Specifically, he often relates the story of one young person who did speak up and told his parents that his brother had a problem that needed to be addressed.
“This person called his parents, and they said, ‘OK,’ and they started watching for signs,” said Jonah. “When they found their son overdosed, they had Narcan, and they revived him; he’s now been clean for many, many years.
“I say to the kids, ‘how do you think that brother who was doing the heroin felt when his brother spoke up?’” he went on. “They all say, ‘not good.’ I ask, ‘how do you think he feels now?’ They’re best friends.”
He also relates the story of someone who didn’t speak up about an individual who eventually died of an overdose. “And I ask them, ‘which one are you going to be?’”
And, as noted, he finishes with that death certificate.
“I say, ‘when you leave here today, you may remember Mr. Jonah, or you may not; you may remember Jack, or you may not,’” he said. “‘But when you’re out in the world and you’re faced with a challenging decision, think of that death certificate, and hopefully it will give you the strength and confidence to make the right decision.’”
The talks were followed by a website, a logo, a Facebook page, and, eventually, the foundation, a 501(c)(3), all of which came about through the help of a number of supporters, said Jonah, adding that the film, production of which will begin next month, is the latest platform for telling the story.
The short informational piece on the Jack Jonah Foundation website pretty much tells the story about why the film is being made and what those behind it hope to accomplish.

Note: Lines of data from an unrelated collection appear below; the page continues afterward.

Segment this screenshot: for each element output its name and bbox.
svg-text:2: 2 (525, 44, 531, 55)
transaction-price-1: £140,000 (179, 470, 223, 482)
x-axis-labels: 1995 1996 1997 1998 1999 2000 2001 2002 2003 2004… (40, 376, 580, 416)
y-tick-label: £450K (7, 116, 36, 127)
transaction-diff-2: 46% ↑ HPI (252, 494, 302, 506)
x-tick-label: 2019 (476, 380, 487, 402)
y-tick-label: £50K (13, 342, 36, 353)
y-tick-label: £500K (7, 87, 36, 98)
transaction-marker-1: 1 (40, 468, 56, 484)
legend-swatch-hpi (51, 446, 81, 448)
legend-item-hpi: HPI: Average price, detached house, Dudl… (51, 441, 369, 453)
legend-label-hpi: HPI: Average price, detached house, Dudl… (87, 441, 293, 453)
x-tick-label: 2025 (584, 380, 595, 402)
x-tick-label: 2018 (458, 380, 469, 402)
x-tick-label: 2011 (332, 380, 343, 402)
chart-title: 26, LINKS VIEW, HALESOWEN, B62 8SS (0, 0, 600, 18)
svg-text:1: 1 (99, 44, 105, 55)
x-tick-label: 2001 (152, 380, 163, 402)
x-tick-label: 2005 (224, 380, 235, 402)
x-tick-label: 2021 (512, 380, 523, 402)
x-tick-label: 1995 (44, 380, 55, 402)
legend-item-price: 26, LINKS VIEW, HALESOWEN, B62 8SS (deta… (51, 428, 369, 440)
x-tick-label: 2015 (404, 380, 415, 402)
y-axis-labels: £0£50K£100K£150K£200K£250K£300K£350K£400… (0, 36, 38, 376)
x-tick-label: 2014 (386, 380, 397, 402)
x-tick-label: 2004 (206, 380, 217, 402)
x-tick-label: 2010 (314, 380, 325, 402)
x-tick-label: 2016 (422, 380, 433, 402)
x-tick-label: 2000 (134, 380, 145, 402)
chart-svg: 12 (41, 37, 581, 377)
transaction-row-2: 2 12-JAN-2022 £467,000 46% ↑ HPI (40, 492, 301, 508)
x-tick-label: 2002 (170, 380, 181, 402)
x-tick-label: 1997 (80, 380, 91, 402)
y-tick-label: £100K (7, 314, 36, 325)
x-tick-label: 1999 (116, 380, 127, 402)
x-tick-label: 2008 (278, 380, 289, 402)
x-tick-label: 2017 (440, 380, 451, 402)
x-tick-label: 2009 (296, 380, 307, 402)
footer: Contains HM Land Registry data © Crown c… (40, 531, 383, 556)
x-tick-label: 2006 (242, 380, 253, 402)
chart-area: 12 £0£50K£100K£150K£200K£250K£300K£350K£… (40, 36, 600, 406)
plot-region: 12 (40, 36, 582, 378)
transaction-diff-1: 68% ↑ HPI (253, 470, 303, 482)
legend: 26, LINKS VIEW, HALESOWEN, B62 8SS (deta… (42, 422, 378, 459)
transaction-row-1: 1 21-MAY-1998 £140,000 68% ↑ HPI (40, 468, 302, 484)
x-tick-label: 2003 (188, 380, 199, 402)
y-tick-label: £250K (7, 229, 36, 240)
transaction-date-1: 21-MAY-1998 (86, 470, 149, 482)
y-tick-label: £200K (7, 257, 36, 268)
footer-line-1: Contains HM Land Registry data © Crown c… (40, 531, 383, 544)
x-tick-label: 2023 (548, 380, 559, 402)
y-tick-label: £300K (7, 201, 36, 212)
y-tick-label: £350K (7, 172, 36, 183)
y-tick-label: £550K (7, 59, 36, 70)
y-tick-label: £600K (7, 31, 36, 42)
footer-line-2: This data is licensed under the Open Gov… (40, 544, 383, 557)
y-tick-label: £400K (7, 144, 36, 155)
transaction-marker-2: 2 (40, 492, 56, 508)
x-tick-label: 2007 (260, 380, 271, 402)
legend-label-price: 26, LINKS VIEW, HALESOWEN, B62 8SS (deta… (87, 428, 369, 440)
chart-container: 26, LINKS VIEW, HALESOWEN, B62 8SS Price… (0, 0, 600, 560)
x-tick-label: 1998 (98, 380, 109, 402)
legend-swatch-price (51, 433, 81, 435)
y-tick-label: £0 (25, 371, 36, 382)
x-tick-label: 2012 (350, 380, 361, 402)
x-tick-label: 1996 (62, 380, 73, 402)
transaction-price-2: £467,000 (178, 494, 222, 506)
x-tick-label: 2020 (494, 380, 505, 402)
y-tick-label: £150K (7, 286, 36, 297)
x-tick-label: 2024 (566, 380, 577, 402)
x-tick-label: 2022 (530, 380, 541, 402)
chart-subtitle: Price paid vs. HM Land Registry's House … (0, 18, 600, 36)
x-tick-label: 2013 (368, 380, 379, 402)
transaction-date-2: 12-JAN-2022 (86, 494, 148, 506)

“Jack Jonah was an extraordinary teen with real dreams and a bright future,” it reads. “On April 6, 2016, that ended, and he quickly became a statistic.
“Will you join this project to challenge teens in the community and communities around the country to be courageous in speaking out against drug usage among teens?” it continues. “This is bigger than just a film about Jack’s life; it’s about his voice being echoed throughout this film to save lives.”
In a nutshell, that’s what Kirk Jonah’s talks, the website, the foundation, and everything else are all about.
Inspiration that Lives on
Jonah told BusinessWest that he reaps many rewards from his ongoing work. The most important to him are the comments from those who approach him after one of his talks, at the fundraising walk, or just on the street.
Parents have told him that he has inspired them to become more open about a child’s problem and not be caught up in the stigma of drug abuse. Young people have told him that, because of his words, they have intervened in an effort to help a friend, or plan to.
In short, he believes he is creating some progress in an ongoing war against opioid addiction — progress that will hopefully translate into fewer people getting a death certificate like he did.
And he gives all or most of the credit for this progress to Jack, and the way his story continues to move others.